Behavior-affecting changes:
- New
ApiRetryEventLogRecord starts flowing → log volume increases proportional to retry rate (typically <1% of requests retry). Mitigate by sampling LogRecord at the SDK layer if needed. - New breakdown metric
qwen-code.api.request.breakdownstarts producing time series → mild Prometheus cardinality bump ({model, phase}— bounded). output_tokens_per_secondderived attribute may appear unusual on dashboards filtering “all attributes” — document.

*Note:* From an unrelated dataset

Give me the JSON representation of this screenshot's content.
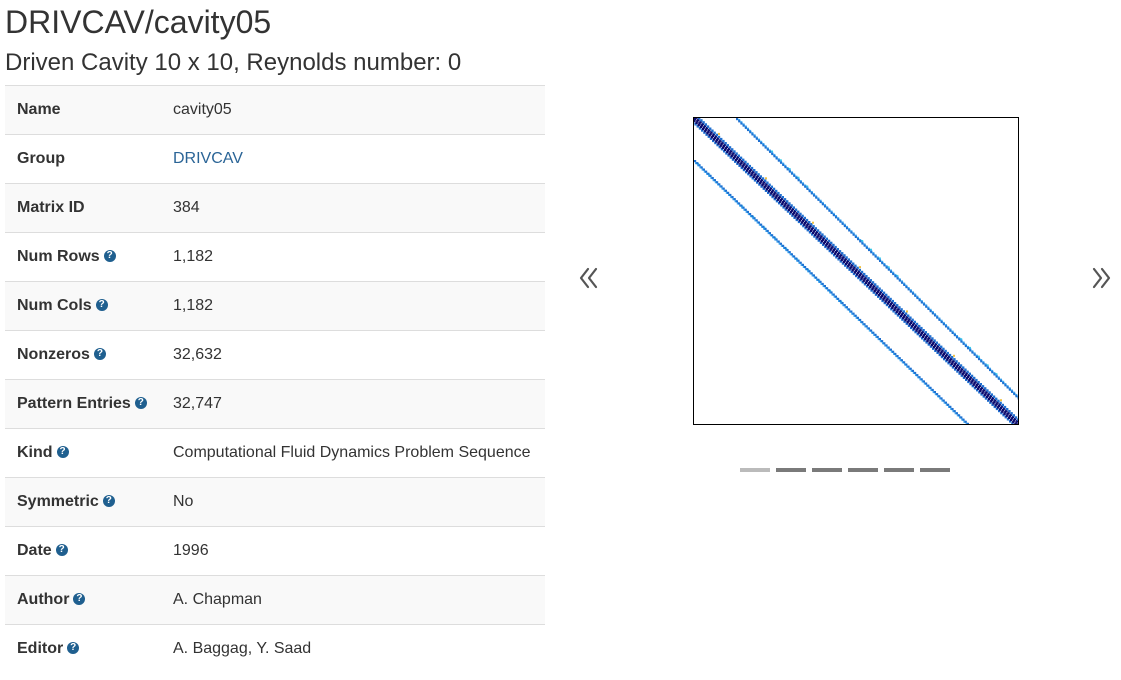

Rollback path: revert the single PR (or each of 4a/4b/4c independently). All new fields use defensive defaults (undefined / 0) and don’t change span structure.
Sequencing
- After Phase 3 (#4410, in review): not a hard dependency. Phase 4 attributes attach to
qwen-code.llm_requestspans regardless of whether they’re under aqwen-code.subagent(Phase 3) orqwen-code.interaction(Phase 1) parent. Recommend Phase 3 land first so per-attempt aggregation under subagent subtrees works naturally. - Independent of #4384 (
traceparent+X-Qwen-Code-Session-Idoutbound propagation). They touch the HTTP layer; Phase 4 touches the stream/retry/metric layer. - Independent of
clearDetailedSpanStatechat-compression follow-up (#4097 follow-up). Different surface.
Open questions
onRetrycallback firing semantics: invoked before backoff sleep (current proposal) or after (when the next attempt is about to start)? Before is simpler — callback has all the info immediately; after would require capturing the just-completed delay separately. Pre-sleep is the recommendation; document in callback contract.- Per-attempt timing on the LLM span: should we add
attempt_durations_ms: number[]array? OTel supports array-of-primitive attributes. Useful for “which attempt of N was slow” diagnostics. Defer until production data shows demand — log-bridge spans already carry the equivalent. - Persistent retry mode emission cap: at what
attempt > Nthreshold should we start sampling?N = 5then 1-in-10?N = 10then summary-only? Defer until we have production volume data. TOKEN_PROCESSINGphase: keep enum value dormant or wire it to something (e.g., consolidation time)? Defer — wait for a real use case.- Subagent-level LLM rollups: trivial follow-up once Phase 4 lands — sum
ttft_ms/output_tokens/input_tokensper subagent subtree. Not Phase 4 scope but the data flow enables it.